Chronique

Pandelis Karayorgis Quintet

System of 5

Pandelis Karayorgis (p), Jeff Galindo (tb), Matt Langley (ss, ts), Jef Charland (b), Luther Gray (dms)

Label / Distribution : Hat Hut

Habitué des duos avec Matt Maneri ou Eric Pakula, le pianiste grec Pandelis Karayorgis, installé à Boston depuis le milieu des années 80, n’est pas très connu dans l’Hexagone, malgré une expérience de sideman pour Joe Maneri, Ken Vandermark ou encore Guillermo Gregorio. On perçoit dans la sobriété anguleuse de son jeu une forte influence de Tristano, mais surtout de Monk, notamment par le raffinement de la main gauche - il fait de lui un allié très sûr de la base rythmique qu’il choisit toujours prolixe et solide. C’est en trio, notamment en compagnie du contrebassiste Nate McBride, que Karayorgis évolue principalement. En témoigne un premier album pour Hat Hut en 2008, Betwixt, avec le batteur Curt Newton. Il y reprenait bon nombre de standards - notamment de Monk - au Fender Rhodes.

Avec System of 5, toujours chez Hat Hut, il revient à une formule en apparence plus classique, même si elle recèle des trouvailles et des chausses-trapes inscrites dans sa praxis. Comme le remarque Art Lange dans ses notes de pochette - comme toujours très riches pour le fameux label à tranche orange -, ce « Système » de musiciens bostoniens s’appuie sur de constants duos, autant de conversations qui construisent un propos commun au sein de l’orchestre pour former comme un tableau cubiste. Dans cette configuration, le flegmatique batteur Luther Gray et le remarquable contrebassiste Jef Charland occupent une place centrale, le pianiste agissant comme un boutefeu exerçant un contrôle constant (cf. le bien nommé « Two-ophony », par exemple).
« Seventh Wonder » et sa ligne de basse altérée évoquent le « Hat and Beard » de Dolphy, autre grand inspirateur de ce quintet. Pivot de l’album, le morceau se construit autour d’un premier dialogue entre le contrebassiste et le saxophoniste Matt Langley mais prend toute son ampleur dans un remarquable échange entre Karayorgis et le tromboniste Jeff Galindo (une découverte !), véritable source de l’énergie qui émane de ce System of 5.

Les deux soufflants jouent un rôle complémentaire, même si on peut trouver Langley plus en retrait que son comparse. Sur un morceau comme « Elastic », où Galindo est explosif, il trouve toujours une formule rythmique structurante avec le contrebassiste.
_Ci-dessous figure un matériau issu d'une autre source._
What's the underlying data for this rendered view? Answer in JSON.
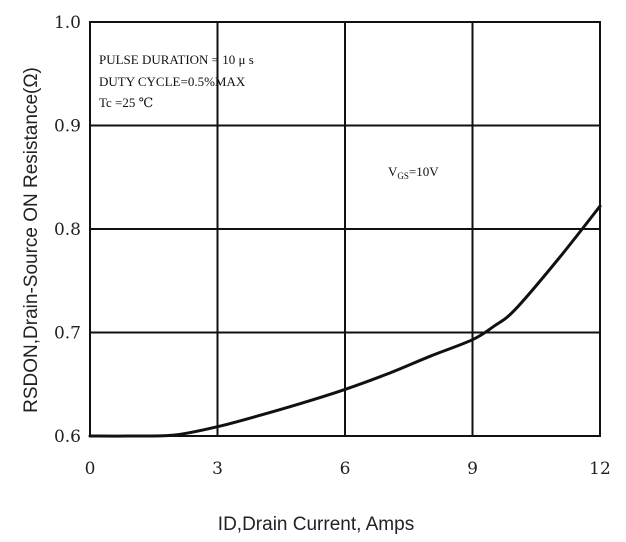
{
  "chart_data": {
    "type": "line",
    "title": "",
    "xlabel": "ID,Drain Current, Amps",
    "ylabel": "RSDON,Drain-Source ON Resistance(Ω)",
    "xlim": [
      0,
      12
    ],
    "ylim": [
      0.6,
      1.0
    ],
    "x_ticks": [
      "0",
      "3",
      "6",
      "9",
      "12"
    ],
    "y_ticks": [
      "0.6",
      "0.7",
      "0.8",
      "0.9",
      "1.0"
    ],
    "grid": true,
    "annotations": [
      "PULSE   DURATION = 10 μ s",
      "DUTY   CYCLE=0.5%MAX",
      "Tc =25  ℃"
    ],
    "vgs_label": {
      "main": "V",
      "sub": "GS",
      "tail": "=10V"
    },
    "series": [
      {
        "name": "",
        "x": [
          0,
          1,
          2,
          3,
          4,
          5,
          6,
          7,
          8,
          9,
          9.5,
          10,
          11,
          12
        ],
        "y": [
          0.6,
          0.6,
          0.601,
          0.609,
          0.62,
          0.632,
          0.645,
          0.66,
          0.677,
          0.693,
          0.706,
          0.722,
          0.77,
          0.822
        ]
      }
    ]
  }
}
Mais qu’on prête attention à la relation privilégiée entre pianiste et saxophoniste sur « Due East », entre autres, et on comprend vite que le second sait être d’une rare pugnacité lorsqu’il est porté par les accords abrasifs du premier. Le quintet, bien que très dirigé, utilise avec fougue la liberté que lui laisse intelligemment le leader. Car Karayorgis aime à mettre en valeur ses musiciens, et son System of 5 fonctionne décidément très bien.